Ch 4: Cellular Oncogenes

Key Concepts:

• Unable to find tumor viruses in the majority of human cancers, researchers in the mid-1970s were left with one main theory of how most human cancers arise: the mutation by carcinogens of normal growth-controlling genes, converting them into oncogenes.

• To verify this model's prediction that transformed cells carry mutated genes functioning as oncogenes, a novel experimental strategy was devised: DNA from chemically transformed cells was introduced into normal cells--the procedure of transfection-and the recipient cells were then monitored to determine whether they too had become transformed.

• Cultures of NIH 3T3 cells that had been transfected with DNA from chemically transformed mouse cells yielded numerous transformants, which proved to be both anchorage-independent and tumorigenic; this indicated that the chemically transformed cells carried genes that could function as oncogenes and that oncogenes could arise in the genomes of cells independently of viral infections.

• Further experiments using human tumor donor cells transfected into murine cells showed that the oncogenes could act across species and tissue boundaries to induce cell transformation.

• The oncogenes detected in human tumor cells by transfection experiments and the oncogenes of transforming retroviruses were both found to derive from the same group of preexisting normal cellular genes. This meant that normal proto-oncogenes could be activated either by retrovirus-induced modifications or by somatic mutations.

• Proto-oncogenes were often found to be present in increased copy number in human tumor cell genomes, which suggested that gene amplification resulted in increased levels of protein products that favored the proliferation of cancer cells, an example being the amplification of the my gene in a variety of human cancer types.

• The activation of proto-oncogenes via deregulation by retro viral transcriptional promoters was well documented. However, the mechanism(s) by which normal human proto-oncogenes became converted into oncogenes in the absence of viruses was not evident until the discovery of a point mutation in the H-ras gene that yielded a structurally altered protein with aberrant behavior. This established a new mechanism for oncogene activation based on a change in the structure of an oncogene-encoded protein rather than the expression levels of such a protein.

• Both activation mechanisms--regulatory and structural-might collaborate to create an active oncogene.

• The myc oncogene was initially discovered in the genome of an avian retrovirus.

• This oncogene was found to be activated through three alternative mechanisms in cancer cells: provirus integration, gene amplification, and chromosomal translocation.

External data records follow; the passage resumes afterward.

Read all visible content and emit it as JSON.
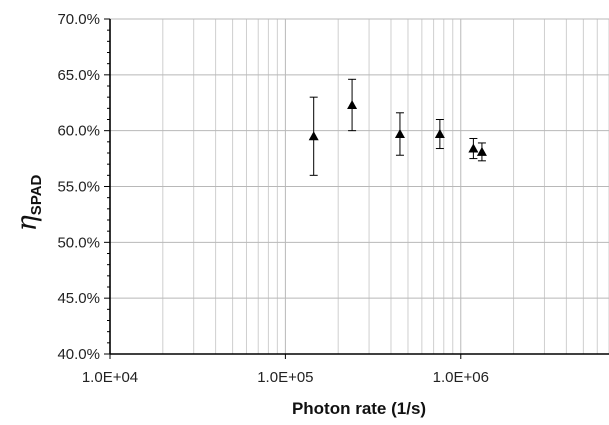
{
  "chart_data": {
    "type": "scatter",
    "title": "",
    "xlabel": "Photon rate (1/s)",
    "ylabel": {
      "main": "η",
      "sub": "SPAD"
    },
    "x_scale": "log",
    "xlim": [
      10000,
      7000000
    ],
    "ylim": [
      0.4,
      0.7
    ],
    "x_ticks": [
      {
        "value": 10000,
        "label": "1.0E+04"
      },
      {
        "value": 100000,
        "label": "1.0E+05"
      },
      {
        "value": 1000000,
        "label": "1.0E+06"
      }
    ],
    "y_ticks": [
      {
        "value": 0.4,
        "label": "40.0%"
      },
      {
        "value": 0.45,
        "label": "45.0%"
      },
      {
        "value": 0.5,
        "label": "50.0%"
      },
      {
        "value": 0.55,
        "label": "55.0%"
      },
      {
        "value": 0.6,
        "label": "60.0%"
      },
      {
        "value": 0.65,
        "label": "65.0%"
      },
      {
        "value": 0.7,
        "label": "70.0%"
      }
    ],
    "grid": {
      "major": true,
      "minor_x": true,
      "minor_y": false
    },
    "marker": "triangle",
    "marker_color": "#000000",
    "points": [
      {
        "x": 145000,
        "y": 0.595,
        "err": 0.035
      },
      {
        "x": 240000,
        "y": 0.623,
        "err": 0.023
      },
      {
        "x": 450000,
        "y": 0.597,
        "err": 0.019
      },
      {
        "x": 760000,
        "y": 0.597,
        "err": 0.013
      },
      {
        "x": 1180000,
        "y": 0.584,
        "err": 0.009
      },
      {
        "x": 1320000,
        "y": 0.581,
        "err": 0.008
      }
    ]
  }
}
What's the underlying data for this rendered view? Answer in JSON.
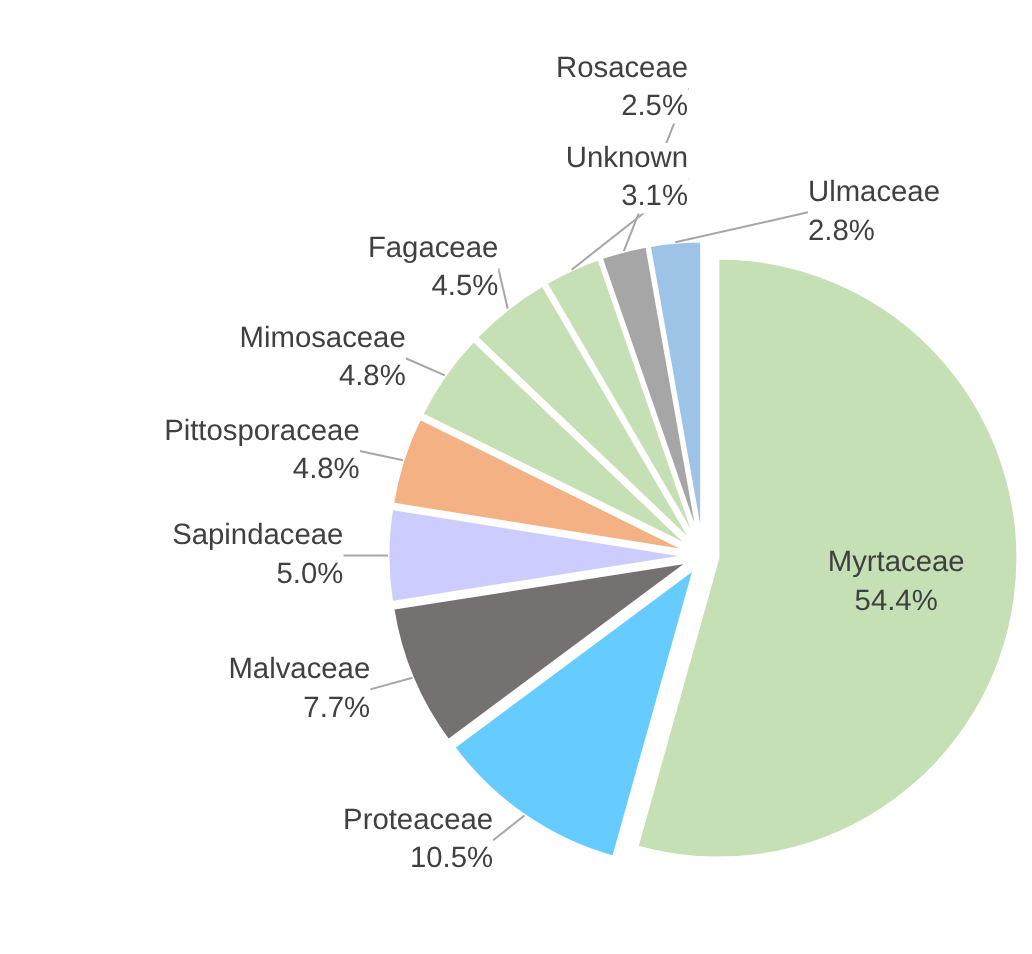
{
  "chart_data": {
    "type": "pie",
    "categories": [
      "Myrtaceae",
      "Proteaceae",
      "Malvaceae",
      "Sapindaceae",
      "Pittosporaceae",
      "Mimosaceae",
      "Fagaceae",
      "Unknown",
      "Rosaceae",
      "Ulmaceae"
    ],
    "values": [
      54.4,
      10.5,
      7.7,
      5.0,
      4.8,
      4.8,
      4.5,
      3.1,
      2.5,
      2.8
    ],
    "colors": [
      "#c5e0b4",
      "#66ccff",
      "#767171",
      "#ccccff",
      "#f4b183",
      "#c5e0b4",
      "#c5e0b4",
      "#c5e0b4",
      "#a6a6a6",
      "#9dc3e6"
    ],
    "value_labels": [
      "54.4%",
      "10.5%",
      "7.7%",
      "5.0%",
      "4.8%",
      "4.8%",
      "4.5%",
      "3.1%",
      "2.5%",
      "2.8%"
    ]
  }
}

• Gene amplification occurs through preferential replication of a segment (an amplicon) of chromosomal DNA. The result may be repeating end-to-end linear arrays of the segment, which appear under the light microscope as homogeneously staining regions (HSRs) of a chromosome. Alternatively, the region carrying the amplified segment may break away from the chromosome and be seen as small, independently replicating extrachromosomal particles (double minutes, DMs).

• Translocation involves the fusion of a region from one chromosome to a non-homologous chromosome. Translocation can place a gene under the control of a foreign transcriptional promoter and lead to its over-expression, as is the case with the myc oncogenes in Burkitt's lymphomas. Translocation may also free an mRNA from inhibition by a microRNA by removing mRNA sequences normally recognized by the miRNA. Alternatively, a translocation can result in the fusion of two protein-coding sequences, leading to a hybrid protein that functions differently than the two normal proteins from which it arose, as is seen in the Bcr-Abl; protein encountered in chronic myelogenous leukemias.

• Besides the amino acid substitutions that activate signaling by the Ras oncoprotein and the fusion of protein domains, as is seen in the Bcr-Abl; protein, yet other changes in protein structure can lead to oncogene activation. For example, truncation of the EGF receptor leads this protein to emit growth-promoting signals in an unremitting fashion.